Robin jumped out of his skin. Then he looked over and saw Allars studying him very intently.
“No. No, I’m not all right. If you must know, I’m about to have a nervous breakdown. Any second now, I’m going to throw myself on the grass and start tearing it out with my teeth and throwing it at the heavens or – whatever. Something like that.”
“Oh, well, if that’s all, don’t let me stop you. Before you start, however, I thought you might want to know that Pilot Officer Goldman has called in from some girl’s school. It seems his parachute got entangled in a tree beside their hunt field. The sight of which sent quite a number of their silly, over-bred mounts bolting in all directions. The girls, it seems, are willing to forgive him, and the Head Mistress has promised to have him back here in time for dinner – but she insisted he stay at the school for tea.”

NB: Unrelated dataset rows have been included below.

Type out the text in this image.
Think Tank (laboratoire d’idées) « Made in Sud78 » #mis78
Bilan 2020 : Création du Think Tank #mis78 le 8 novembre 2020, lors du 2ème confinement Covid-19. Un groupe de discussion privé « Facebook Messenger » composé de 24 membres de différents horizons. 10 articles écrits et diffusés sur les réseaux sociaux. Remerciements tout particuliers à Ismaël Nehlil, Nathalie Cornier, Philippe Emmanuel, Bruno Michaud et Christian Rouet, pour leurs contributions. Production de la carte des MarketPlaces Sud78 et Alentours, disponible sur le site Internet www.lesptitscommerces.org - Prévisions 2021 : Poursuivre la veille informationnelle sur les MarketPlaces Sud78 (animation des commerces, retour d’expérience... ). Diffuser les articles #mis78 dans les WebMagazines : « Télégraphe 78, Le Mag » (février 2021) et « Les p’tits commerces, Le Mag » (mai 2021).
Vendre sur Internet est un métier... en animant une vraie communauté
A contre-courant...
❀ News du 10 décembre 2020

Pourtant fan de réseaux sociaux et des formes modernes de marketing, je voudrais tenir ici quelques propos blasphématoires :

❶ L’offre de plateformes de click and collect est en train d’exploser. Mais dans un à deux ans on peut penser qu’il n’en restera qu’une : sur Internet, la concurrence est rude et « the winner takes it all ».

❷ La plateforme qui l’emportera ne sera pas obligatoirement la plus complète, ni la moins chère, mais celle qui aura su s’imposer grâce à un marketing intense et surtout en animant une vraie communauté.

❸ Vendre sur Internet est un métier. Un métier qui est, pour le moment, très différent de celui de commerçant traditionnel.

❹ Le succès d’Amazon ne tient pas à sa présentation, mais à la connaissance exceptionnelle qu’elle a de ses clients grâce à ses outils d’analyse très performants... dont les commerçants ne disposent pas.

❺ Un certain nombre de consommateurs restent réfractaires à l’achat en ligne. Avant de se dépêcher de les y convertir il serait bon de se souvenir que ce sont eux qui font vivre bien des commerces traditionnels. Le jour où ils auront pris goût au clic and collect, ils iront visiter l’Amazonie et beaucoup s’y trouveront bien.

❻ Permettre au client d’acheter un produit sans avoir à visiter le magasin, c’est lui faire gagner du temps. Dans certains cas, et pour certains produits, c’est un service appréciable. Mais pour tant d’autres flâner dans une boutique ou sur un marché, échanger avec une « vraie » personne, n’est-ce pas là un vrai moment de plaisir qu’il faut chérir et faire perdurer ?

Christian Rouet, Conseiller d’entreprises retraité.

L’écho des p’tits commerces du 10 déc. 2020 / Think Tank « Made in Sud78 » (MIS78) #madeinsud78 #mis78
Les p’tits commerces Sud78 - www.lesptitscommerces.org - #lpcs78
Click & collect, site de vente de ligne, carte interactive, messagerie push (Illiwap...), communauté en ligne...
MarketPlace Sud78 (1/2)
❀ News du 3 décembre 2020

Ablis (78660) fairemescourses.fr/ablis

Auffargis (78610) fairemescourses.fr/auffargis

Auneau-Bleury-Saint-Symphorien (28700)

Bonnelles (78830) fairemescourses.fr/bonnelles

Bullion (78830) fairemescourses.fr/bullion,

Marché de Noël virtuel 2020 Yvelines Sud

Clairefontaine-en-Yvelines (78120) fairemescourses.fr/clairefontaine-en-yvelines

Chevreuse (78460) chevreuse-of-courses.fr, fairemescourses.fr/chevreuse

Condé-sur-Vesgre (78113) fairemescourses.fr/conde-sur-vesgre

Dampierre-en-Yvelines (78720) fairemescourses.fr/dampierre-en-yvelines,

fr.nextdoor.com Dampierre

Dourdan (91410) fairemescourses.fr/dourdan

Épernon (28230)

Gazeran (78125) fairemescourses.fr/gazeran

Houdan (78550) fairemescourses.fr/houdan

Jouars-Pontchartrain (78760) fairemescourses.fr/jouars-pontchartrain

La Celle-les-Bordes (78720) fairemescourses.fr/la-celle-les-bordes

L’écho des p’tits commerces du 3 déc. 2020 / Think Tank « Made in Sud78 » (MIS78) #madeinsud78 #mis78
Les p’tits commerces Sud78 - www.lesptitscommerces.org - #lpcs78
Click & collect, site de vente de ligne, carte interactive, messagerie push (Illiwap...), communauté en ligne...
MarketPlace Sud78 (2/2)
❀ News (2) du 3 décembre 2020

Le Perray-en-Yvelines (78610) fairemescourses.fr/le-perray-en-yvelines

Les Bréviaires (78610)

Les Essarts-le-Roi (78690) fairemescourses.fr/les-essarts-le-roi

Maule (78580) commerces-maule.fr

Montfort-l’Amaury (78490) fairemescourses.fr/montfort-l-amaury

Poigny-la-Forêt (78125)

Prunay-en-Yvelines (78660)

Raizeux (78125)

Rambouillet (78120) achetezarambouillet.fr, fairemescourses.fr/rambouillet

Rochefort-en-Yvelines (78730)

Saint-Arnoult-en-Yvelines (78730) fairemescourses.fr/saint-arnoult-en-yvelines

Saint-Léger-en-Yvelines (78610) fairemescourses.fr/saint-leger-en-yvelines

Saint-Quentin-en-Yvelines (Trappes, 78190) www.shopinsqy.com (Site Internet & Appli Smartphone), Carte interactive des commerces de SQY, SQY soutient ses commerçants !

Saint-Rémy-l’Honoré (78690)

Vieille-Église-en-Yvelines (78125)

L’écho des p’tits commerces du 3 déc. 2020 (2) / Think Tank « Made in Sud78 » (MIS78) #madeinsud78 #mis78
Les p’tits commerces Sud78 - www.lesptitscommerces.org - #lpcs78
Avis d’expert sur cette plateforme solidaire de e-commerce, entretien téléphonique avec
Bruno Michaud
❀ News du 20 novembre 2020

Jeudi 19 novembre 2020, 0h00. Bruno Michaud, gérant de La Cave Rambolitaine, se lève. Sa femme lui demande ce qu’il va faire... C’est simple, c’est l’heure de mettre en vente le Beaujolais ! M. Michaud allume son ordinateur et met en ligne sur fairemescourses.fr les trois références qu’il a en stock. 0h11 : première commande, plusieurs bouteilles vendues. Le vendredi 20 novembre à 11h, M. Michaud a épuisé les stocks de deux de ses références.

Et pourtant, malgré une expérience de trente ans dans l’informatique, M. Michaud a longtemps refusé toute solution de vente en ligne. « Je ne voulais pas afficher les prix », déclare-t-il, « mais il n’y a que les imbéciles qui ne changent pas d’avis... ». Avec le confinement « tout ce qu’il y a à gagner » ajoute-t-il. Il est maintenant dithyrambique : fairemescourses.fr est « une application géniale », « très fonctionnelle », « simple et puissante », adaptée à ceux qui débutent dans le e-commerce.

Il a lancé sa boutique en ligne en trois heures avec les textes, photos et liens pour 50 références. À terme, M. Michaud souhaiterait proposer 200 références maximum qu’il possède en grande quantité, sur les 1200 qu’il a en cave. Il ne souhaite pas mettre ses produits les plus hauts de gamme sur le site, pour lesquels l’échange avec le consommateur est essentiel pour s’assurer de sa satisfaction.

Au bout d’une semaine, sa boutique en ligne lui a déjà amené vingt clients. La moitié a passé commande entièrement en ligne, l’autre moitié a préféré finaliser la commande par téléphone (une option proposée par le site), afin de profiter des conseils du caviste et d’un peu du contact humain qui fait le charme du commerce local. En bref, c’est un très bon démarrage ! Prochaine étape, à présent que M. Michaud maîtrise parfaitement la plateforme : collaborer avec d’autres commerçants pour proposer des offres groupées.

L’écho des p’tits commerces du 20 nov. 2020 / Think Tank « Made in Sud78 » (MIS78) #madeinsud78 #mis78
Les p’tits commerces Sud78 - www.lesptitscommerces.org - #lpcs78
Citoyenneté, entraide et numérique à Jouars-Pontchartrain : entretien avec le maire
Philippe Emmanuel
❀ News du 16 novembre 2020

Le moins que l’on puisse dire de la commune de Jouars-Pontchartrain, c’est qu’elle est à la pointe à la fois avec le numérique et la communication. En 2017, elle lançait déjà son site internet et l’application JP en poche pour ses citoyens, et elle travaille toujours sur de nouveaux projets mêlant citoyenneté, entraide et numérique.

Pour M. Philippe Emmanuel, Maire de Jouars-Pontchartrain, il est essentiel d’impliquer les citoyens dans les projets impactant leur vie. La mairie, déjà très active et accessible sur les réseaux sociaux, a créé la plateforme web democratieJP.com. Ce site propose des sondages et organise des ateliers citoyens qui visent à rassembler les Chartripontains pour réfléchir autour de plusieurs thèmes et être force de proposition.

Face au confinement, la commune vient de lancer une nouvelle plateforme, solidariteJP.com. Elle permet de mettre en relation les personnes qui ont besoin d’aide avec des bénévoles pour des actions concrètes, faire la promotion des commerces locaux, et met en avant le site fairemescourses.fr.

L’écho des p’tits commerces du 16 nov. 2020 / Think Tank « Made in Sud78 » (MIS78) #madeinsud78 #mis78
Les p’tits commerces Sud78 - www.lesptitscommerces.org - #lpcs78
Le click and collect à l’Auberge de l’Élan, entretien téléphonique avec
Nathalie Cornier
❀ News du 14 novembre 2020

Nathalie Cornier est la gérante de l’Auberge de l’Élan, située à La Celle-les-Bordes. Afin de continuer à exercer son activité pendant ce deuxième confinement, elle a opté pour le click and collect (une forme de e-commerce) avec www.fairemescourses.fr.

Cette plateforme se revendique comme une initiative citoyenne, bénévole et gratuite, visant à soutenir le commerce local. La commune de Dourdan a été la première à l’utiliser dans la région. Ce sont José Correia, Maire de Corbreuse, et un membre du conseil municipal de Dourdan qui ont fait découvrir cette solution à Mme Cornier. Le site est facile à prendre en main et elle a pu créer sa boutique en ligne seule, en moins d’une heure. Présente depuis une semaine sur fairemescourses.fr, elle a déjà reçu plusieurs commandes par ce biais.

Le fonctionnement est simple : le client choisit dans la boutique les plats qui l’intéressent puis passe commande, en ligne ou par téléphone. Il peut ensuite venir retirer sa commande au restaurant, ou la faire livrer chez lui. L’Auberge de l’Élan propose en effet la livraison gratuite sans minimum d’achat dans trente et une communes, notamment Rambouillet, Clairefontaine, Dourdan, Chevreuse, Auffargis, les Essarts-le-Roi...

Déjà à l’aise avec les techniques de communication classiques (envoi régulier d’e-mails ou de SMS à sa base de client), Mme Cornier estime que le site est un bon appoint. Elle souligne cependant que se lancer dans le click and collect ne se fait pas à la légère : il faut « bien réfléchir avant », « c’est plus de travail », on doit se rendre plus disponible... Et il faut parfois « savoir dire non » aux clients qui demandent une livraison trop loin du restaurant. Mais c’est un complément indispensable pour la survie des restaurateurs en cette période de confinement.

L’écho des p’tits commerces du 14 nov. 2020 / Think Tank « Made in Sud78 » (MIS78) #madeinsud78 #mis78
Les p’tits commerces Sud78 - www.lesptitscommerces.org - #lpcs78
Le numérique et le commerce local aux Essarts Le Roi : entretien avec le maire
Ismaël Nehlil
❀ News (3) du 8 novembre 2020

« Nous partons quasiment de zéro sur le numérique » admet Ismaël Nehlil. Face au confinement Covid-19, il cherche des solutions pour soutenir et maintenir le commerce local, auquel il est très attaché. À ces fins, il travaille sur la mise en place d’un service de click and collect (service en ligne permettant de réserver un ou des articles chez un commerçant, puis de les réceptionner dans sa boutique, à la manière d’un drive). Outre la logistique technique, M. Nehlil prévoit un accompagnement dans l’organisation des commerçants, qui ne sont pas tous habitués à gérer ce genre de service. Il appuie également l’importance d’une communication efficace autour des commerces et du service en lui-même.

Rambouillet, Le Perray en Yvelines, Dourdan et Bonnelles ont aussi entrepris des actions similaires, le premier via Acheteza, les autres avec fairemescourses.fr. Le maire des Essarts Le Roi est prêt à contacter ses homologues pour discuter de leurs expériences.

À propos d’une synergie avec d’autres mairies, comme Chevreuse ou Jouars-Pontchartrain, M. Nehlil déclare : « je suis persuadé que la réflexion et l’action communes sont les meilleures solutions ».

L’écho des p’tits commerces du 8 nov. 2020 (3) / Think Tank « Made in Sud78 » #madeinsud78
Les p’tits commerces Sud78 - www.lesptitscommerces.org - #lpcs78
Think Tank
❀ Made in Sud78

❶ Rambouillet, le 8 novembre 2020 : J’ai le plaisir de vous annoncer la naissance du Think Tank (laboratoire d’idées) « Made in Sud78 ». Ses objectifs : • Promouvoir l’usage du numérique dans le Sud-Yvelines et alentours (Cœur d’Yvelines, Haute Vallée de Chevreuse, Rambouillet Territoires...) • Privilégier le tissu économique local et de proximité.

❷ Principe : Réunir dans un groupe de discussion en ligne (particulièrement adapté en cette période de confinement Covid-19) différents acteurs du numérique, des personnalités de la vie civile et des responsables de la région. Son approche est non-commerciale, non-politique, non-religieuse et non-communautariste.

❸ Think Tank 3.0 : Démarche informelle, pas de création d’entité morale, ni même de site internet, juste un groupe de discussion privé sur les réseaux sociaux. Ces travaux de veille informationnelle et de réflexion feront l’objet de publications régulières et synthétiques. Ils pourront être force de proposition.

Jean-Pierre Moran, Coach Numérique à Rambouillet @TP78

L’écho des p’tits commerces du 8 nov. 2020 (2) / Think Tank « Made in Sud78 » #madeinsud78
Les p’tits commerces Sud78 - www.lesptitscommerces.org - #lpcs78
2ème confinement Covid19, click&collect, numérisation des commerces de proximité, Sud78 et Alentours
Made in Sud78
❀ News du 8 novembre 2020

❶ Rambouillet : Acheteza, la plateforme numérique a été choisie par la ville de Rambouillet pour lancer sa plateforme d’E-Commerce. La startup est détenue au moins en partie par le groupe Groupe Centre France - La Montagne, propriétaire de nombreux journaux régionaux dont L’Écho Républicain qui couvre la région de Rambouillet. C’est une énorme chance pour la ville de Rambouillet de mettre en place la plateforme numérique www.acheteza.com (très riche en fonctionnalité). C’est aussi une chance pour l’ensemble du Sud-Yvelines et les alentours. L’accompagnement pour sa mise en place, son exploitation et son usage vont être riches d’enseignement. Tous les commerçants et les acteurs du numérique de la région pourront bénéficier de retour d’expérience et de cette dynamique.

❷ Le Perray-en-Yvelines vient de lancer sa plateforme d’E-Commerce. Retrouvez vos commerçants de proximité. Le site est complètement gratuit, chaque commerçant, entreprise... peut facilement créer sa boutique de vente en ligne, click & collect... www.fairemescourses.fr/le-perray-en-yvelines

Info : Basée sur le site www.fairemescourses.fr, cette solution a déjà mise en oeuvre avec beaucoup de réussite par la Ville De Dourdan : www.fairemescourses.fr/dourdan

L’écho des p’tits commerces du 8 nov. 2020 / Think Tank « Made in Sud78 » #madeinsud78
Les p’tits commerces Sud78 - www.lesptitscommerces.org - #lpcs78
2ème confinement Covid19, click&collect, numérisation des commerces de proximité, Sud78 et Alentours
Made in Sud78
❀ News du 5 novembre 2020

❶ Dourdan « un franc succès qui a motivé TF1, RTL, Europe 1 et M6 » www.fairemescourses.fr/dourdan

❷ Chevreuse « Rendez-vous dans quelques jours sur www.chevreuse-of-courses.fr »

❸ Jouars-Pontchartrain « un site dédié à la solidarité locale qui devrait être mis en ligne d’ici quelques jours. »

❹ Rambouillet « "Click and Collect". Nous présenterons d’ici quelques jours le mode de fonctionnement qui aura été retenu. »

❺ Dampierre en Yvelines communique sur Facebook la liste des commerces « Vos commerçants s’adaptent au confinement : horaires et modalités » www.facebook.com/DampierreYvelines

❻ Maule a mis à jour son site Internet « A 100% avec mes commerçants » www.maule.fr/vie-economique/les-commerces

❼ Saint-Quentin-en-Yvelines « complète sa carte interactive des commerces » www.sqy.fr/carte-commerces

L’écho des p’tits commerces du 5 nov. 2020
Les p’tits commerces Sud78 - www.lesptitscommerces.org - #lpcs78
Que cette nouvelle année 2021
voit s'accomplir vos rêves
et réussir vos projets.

Robin stared at Allars for a minute in disbelief before he finally smiled. “And Bowles?”
“Give me another half-hour on that, will you?”
“Half an hour? I’m a generous man. Take an hour. But get him back.”
“I’ll do my best. Now, would you like to tell me about the Junkers Kiwi says you ‘nailed.’”
They were walking back to dispersal together. Both the weariness and the tension had eased. They weren’t gone, exactly, but Robin could shove them into some corner and keep functioning.